何をするのかとアメリアが思っていると、国王は席を立ってコーネリアスの席に歩み寄る。
「手を出せ、コーネリアス」
「は、父上」
短く返事をして手を出すコーネリアスだが、その声は緊張でガチガチに固くなっている。差し出す手だって強ばり、何をされるのかという恐ろしささえ感じられた。
エドモンドは差し出されたコーネリアスの手を取ると、使用人に持ってこさせたナイフでコーネリアスの指先を躊躇いなく切った。
「っ!」
「ち、父上?!」
痛みに眉をひそめるコーネリアスと、突然の父の行動にアレクシスが動揺する。
アメリアもいきなり我が子を傷付けたエドモンドに目を丸くして息を呑んでしまった。
しかしエドモンドはそんな周りのどよめきも関係なくアメリアを呼ぶ。
「ヒーラーよ。治して見せよ。お前の言うことが本当ならコーネリアスの傷は癒えるはずだ」
今ここで試せと言うのだ。アメリアはすぐに席を立つとコーネリアスの元に駆け寄った。
「コーネリアス様。お手を」
「あ、ああ。すまない」
ぷつりと赤く血が流れる指先にアメリアは手をかざし、魔法を唱えるべく集中する。しかし目の前で大切な人を傷付けられたことに少なからず心は動揺していた。

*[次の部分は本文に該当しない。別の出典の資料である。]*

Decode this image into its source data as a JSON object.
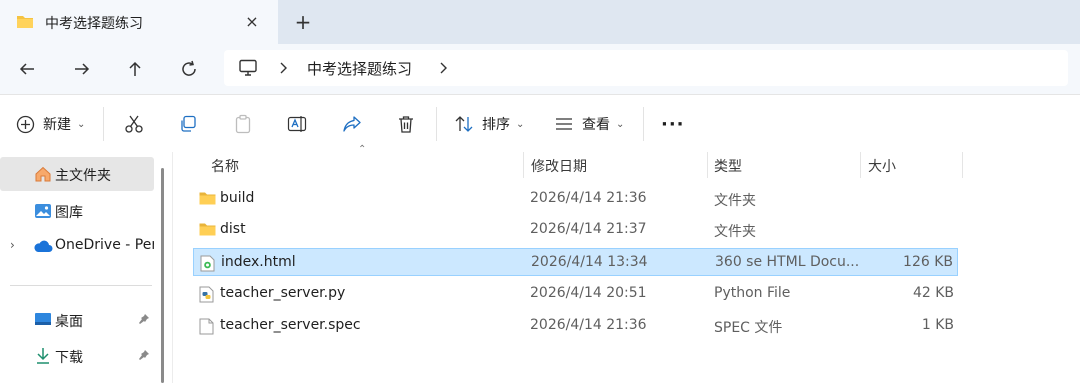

傷を治すのを見るのなら、もっと方法があるだろうに。それに我が子だろう。なんの躊躇いもなく傷付けるなど間違っている。
そんな怒りにも似た感情に支配され、アメリアは上手く集中ができない。それでも無理矢理深呼吸をして息を整えると、治癒魔法を唱える。
「母なる大地の恵みよ……」
ほう、とアメリアの手の平が温かく光り、コーネリアスの傷を癒すため魔法が働く。
コーネリアスは固い表情のまま血の流れた指を見つめていたが、光が収まっても傷口が塞がることはなかった。
「そんな……」
あんなに上手くいっていたのに、しかもかけた魔法は初歩中の初歩の魔法だ。それがコーネリアスに効かなかった。アメリアが血の滴る指を包んだまま呆然としていると、エドモンドは冷たい目でコーネリアスを見やった。
「治癒魔法の効果は、お前にとってはただの見かけ倒しだったようだな」
「父上、いえ、いえそんなことは! 私は確かに彼女の魔法に癒されたのです、この傷を見てください!」
コーネリアスは必死に訴えるように腕の傷痕を晒す。うっすらとひっかき傷のような傷痕だけが残った腕を見て、国王は眉一つ動かさずに言う。
「だからどうしたというのだ。今まで効いていたとしても、今それの成果が出せないのであれば意味がない。ヒーラーよ、傷の手当てをするといい。この程度の怪我であれば治療に支障はないであろう」
「……はい、仰せのままに」
アメリアは唇を噛みながら頭を垂れる。悔しい。
エドモンドが侍従を従え去って行く間、ずっと悔しいと思い続けていた。